There's a lot we still don't know about the sun. For instance, why does it get hotter as you move away from its center? A Georgia State professor is trying to answer that question, and he's traveled to the South Pole to do it.
It makes sense to study the sun from the bottom of the world, since it doesn’t set during the summer.
“We can get to see the sun 24 hours a day,” GSU physics and astronomy professor Stuart Jeffries said.
He’s down there now, working out of a lab that’s buried under the snow near the Amundsen-Scott South Pole Station.
“The station's literally at the South Pole,” he said.
Jeffries is studying gravity waves that move through the sun, to learn more about how the sun works and its interior, including the question of why the sun's corona is hotter than its center.
“This is a little bit like being in front of a fireplace and then walking away from a fire and it getting hotter,” he said.
It’s one of the big mysteries about our solar system. And he hopes his measurements will shed some light on the question.
Jeffries has been studying the sun since the late-80s. He's been to the South Pole several times, and he said being there never gets old.
“Most of the horizon, there's nothing on it. And you're looking out, and you got all the ice and it's just glinting at you,” he said. “You can’t believe where you are. For me, I’m amazed that people like Amundsen and Scott ever made these journeys.”
Roald Amundsen led the first successful expedition to the South Pole; Robert Falcon Scott reached it just weeks later, but he and his party died on the way back.
Jeffries said when he first came to the South Pole in the 80s, it felt more like being on a frontier.
“A lot of us lived outside in Quonset huts, basically canvas,” he said. “We would have a ham radio call back to the States.”

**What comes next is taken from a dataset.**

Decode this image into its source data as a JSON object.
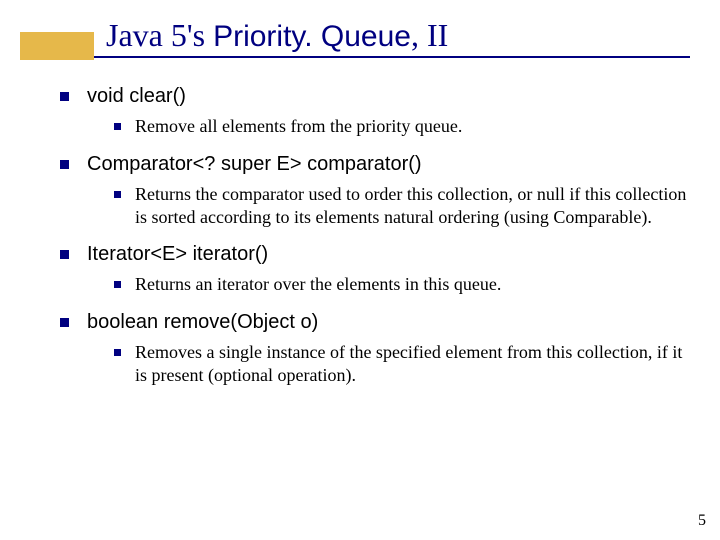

He said he used to have to dig a trench for the solar observatory with shovels, but now they use Caterpillars, and he has his own room in the station and on-and-off internet access.
“It’s gone from sort of a last frontier feel. It’s much more comfortable now,” he said. “’Marriott on Ice,’ I refer it.”
And what did he think of us back here in Atlanta preparing frantically for what turned out to be just a little bit of snow earlier this month? He said actually they don't get much snow down there, either; Antarctica is a desert. But they are stocked up on food, way more than just bread and milk to last a weekend.
“It's like going into a Coscto or something, with just food everywhere.”
Jeffries is working at the South Pole through the end of January. Next year, he plans to bring students with him for the first time.